Kerusakan demi kerusakan telah nampak di sekitar kita, belum lagi pernyataan arus investasi dan peluang usaha di sektor hiburan malam akan meningkat seiring dengan perkembangan IKN, maka daerah mengatur mekanisme penyebarannya. Sungguh miris, apalagi kalo kita berbicara terkait dengan agama maka minuman alkohol tidak boleh ada dan beredar. Ditambah Paser mayoritas muslim semakin terlihat jelas bahwa kita menganut sistem kapitalis sekuler, standarnya bukan lagi halal haram tapi manfaat. Ini semakin menegas jauhnya umat akan aturan Islam.  

Dalam aturan Islam jelas terkait minol atau miras adalah haram dan dilarang mulai dari produksi hingga peredarannya. Larangan minuman keras (khamr) berasal dari Al-Qur'an, tertuang dalam Surat Al-Maidah ayat 90 ;

"Hai orang-orang yang beriman, sesungguhnya (meminum) khamar, berjudi, (berkurban untuk) berhala, mengundi nasib dengan anak panah, adalah perbuatan keji (dan) termasuk perbuatan setan. Maka jauhilah (perbuatan-perbuatan) itu agar kamu beruntung."

Q.S. Al-Maidah ayat 91:
Ayat ini lebih lanjut menjelaskan bahwa khamr dan judi dapat menimbulkan permusuhan dan kebencian, serta melalaikan dari mengingat Allah dan salat.
 
Dalil di atas di lengkapi juga dengan dalil lainnya yang memberikan larangan luas bagi yang terlibat:

"Allah melaknat khamar, peminumnya, penuangnya, penjualnya, pembelinya, pembawanya, yang dibawakan untuknya, pembuatnya, dan pemesannya." (HR. Abu Dawud dan Ibnu Majah).
Khamr adalah induk dari keburukan:

"Khamr (minuman keras) adalah induk berbagai macam keburukan/kerusakan." (HR. Ath-Thabrani). 

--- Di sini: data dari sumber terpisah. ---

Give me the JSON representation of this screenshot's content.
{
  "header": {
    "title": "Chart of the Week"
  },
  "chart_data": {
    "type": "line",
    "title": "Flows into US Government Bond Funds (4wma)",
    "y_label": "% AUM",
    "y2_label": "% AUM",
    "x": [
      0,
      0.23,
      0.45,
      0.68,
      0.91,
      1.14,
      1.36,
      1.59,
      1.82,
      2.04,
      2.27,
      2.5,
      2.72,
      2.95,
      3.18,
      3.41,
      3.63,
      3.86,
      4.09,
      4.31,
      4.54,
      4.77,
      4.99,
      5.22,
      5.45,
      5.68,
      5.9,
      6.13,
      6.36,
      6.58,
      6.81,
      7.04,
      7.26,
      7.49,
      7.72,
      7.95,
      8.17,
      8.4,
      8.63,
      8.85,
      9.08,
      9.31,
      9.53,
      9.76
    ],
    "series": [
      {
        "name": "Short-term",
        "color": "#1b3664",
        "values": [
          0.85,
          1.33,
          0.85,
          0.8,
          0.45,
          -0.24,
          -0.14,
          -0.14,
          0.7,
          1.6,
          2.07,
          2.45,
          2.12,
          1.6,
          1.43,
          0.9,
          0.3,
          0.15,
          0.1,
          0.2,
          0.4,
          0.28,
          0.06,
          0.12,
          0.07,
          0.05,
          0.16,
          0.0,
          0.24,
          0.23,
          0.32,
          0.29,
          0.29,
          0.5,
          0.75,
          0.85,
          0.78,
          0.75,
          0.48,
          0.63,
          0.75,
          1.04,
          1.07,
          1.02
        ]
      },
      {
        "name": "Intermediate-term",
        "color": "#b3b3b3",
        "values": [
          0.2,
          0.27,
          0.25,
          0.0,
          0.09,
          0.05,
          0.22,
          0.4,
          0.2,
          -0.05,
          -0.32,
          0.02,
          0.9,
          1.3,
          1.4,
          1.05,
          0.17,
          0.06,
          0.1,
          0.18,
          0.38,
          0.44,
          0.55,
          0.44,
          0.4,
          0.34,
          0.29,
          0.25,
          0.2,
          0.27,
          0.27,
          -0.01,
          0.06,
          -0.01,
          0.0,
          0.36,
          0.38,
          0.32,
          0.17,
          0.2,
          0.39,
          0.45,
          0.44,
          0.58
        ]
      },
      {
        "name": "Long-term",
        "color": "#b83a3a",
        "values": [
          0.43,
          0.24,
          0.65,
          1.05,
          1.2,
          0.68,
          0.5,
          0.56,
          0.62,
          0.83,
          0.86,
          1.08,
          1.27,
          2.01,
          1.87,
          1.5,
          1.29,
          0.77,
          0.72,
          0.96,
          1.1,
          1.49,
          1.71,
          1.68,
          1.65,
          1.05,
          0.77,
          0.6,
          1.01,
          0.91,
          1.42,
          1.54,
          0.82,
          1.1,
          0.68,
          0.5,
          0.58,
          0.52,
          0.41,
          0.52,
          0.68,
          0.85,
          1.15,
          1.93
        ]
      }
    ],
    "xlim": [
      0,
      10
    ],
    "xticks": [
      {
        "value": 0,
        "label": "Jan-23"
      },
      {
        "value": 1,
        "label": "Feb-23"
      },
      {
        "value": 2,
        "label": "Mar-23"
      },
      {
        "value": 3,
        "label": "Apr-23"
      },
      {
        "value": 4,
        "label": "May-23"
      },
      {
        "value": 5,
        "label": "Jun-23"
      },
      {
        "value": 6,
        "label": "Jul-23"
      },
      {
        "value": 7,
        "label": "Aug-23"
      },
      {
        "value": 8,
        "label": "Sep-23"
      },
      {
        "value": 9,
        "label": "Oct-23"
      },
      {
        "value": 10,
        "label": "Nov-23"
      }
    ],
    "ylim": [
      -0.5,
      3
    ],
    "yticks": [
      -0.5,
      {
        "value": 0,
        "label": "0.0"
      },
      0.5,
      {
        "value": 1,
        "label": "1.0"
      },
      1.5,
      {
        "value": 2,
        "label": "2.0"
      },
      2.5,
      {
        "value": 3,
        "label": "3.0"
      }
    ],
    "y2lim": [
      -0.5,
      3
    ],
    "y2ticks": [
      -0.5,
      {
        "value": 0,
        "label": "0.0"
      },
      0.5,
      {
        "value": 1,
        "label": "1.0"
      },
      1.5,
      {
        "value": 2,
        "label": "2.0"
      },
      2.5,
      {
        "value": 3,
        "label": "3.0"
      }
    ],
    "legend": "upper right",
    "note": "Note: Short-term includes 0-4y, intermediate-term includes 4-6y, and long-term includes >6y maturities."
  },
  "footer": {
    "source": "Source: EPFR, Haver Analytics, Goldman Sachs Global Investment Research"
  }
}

Dengan merujuk dalil-dalil di atas maka sudah sangat jelas seharusnya Minol tidak layak untuk dikonsumsi apalagi ditetapkan atasnya Raperda.

Dalam Islam pengguna minol akan diberikan Sanksi tegas karena Sanksi Islam bersifat jawabir dan jawazir.
Sanksi dunia terhadap penggunaan minuman keras (khamar) adalah hukuman cambuk, dengan jumlah yang berbeda pendapat di antara para ulama (sekitar 40 hingga 80 kali). 

Sanksi spiritual 
Tidak diterima shalat: Shalatnya dianggap tidak diterima selama 40 hari bagi peminum khamar.
Seseorang yang mabuk juga bisa kehilangan haknya untuk diterima kesaksiannya.
Sanksi lain: Sanksi lain seperti pengusiran dari Madinah pernah dilakukan oleh Umar bin Khattab kepada seorang peminum khamar, dan hukuman menggunduli kepala juga pernah dilakukan pada masa pemerintahan Umar bin Khattab.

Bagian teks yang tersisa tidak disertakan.